Reproducible version of the experiments in "Leveraging inductive bias of neural networks for learning without explicit human annotations"

Learning from Candidate Examples

This repository provides code for reproducing the figures in the paper:

"Leveraging inductive bias of neural networks for learning without explicit human annotations", by Fatih Furkan Yilmaz and Reinhard Heckel

Downloading the dataset

Use the following dropbox link to download numpy files containing test and train sets, specifically, our candidate train set, the CIFAR-10.1 test set, and the original CIFAR-10 test and training datasets. Provide the directory of the files to the root argument in the train_reproducible notebook.

  • candidate.npz Contains the candidate training set (which we constructed from the TinyImages dataset from Antonio Torralba, Rob Fergus, William T. Freeman as described in our paper), as well as the CIFAR 10.1 test set from Ben Recht, Rebecca Roelofs, Ludwig Schmidt, and Vaishaal Shankar.
  • cifar.npz Contains the original CIFAR-10 dataset from Alex Krizhevsky, Vinod Nair, and Geoffrey Hinton.
  • sims.npz Contains the similar images excluded from the training set.
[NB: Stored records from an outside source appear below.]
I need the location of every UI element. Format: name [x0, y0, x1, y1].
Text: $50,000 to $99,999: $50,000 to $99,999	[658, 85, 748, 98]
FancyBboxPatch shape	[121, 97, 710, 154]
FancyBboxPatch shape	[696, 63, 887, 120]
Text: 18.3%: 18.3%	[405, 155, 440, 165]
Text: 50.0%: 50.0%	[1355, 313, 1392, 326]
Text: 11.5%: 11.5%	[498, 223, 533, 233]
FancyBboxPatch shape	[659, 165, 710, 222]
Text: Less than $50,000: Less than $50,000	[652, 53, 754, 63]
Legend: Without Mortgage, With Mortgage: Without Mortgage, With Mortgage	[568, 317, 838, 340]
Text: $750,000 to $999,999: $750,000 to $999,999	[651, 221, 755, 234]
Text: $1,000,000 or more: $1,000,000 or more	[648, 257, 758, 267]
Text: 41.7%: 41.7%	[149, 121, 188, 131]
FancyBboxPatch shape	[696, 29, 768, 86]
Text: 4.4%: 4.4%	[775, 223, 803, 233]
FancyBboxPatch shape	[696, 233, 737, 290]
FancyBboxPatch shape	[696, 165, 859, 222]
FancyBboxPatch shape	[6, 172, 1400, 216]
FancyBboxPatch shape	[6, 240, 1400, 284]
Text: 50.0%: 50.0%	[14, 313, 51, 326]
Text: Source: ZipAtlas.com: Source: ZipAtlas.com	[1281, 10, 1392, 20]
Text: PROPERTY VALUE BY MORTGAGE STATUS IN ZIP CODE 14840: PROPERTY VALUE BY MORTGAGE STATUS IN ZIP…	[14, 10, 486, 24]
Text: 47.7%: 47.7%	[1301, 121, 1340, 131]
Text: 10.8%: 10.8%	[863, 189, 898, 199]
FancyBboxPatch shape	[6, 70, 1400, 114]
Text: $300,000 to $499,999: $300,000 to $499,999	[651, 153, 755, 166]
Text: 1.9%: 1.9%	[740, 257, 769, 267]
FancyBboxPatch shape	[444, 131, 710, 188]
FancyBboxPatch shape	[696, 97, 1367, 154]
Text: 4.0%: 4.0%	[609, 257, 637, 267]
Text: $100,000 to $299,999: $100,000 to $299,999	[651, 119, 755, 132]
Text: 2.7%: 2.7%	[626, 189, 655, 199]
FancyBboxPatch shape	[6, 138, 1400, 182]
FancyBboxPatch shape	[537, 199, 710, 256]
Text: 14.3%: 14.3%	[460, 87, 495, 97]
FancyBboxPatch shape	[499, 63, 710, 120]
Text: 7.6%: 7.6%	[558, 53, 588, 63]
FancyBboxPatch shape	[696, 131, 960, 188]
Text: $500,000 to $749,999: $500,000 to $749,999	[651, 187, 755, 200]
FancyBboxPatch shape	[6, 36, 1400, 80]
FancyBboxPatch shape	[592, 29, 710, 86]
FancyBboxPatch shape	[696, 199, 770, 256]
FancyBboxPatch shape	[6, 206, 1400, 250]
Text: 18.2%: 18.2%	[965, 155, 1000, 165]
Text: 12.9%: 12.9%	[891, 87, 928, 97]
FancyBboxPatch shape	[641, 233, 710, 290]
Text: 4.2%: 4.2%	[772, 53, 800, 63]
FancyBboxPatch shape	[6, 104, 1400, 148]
Training on candidate dataset

The code for training models on candidate or CIFAR-10 training sets is given in the train_reproducible notebook. The following variables can be adjusted for different experiments:

  • root: Directory (pathlib) where the .npz files of the dataset reside.
  • main_file: Filename for the candidate dataset.
  • sub_file (optional): Filename for the CIFAR-10 dataset. Primary use is to track the accuracy on a clean subset of candidate dataset.
  • model: PyTorch model, from {'resnet', 'densenet', 'vgg', 'shake', 'pyramidnet', 'resnext'}.
  • outpath: Output file for storing training logs.
  • epochs: # epochs.
  • print_freq: Frequency for console log.
  • gpu: GPU for Cuda. If not given, all available Cuda devices will be used.
  • batch_size: Training batch size. Default values are chosen with respect to maximum 12GiB memory.

Visualizing results

The code for plotting the training results from the log files is given in the visualize_train_logs notebook.

Inspecting similar images

The code for visually inspecting similar images is given in the inspecting_similar_images notebook. The test image with the index provided to test_ind variable is shown along with the top-100 closest images from the candidate set including the eliminated images.

Images that are eliminated from the candidate set upon manual inspection are marked as 'Excluded'.

Source codes

Acknowledgements for PyTorch implementations of the models and examples are as follows:

Training code

  • The code for training has been incorporated and modified from the official PyTorch examples repository https://github.com/pytorch/examples/.... The default hyperparameters has been used for fair experiments and comparison.



All files are provided under the terms of the Apache License, Version 2.0.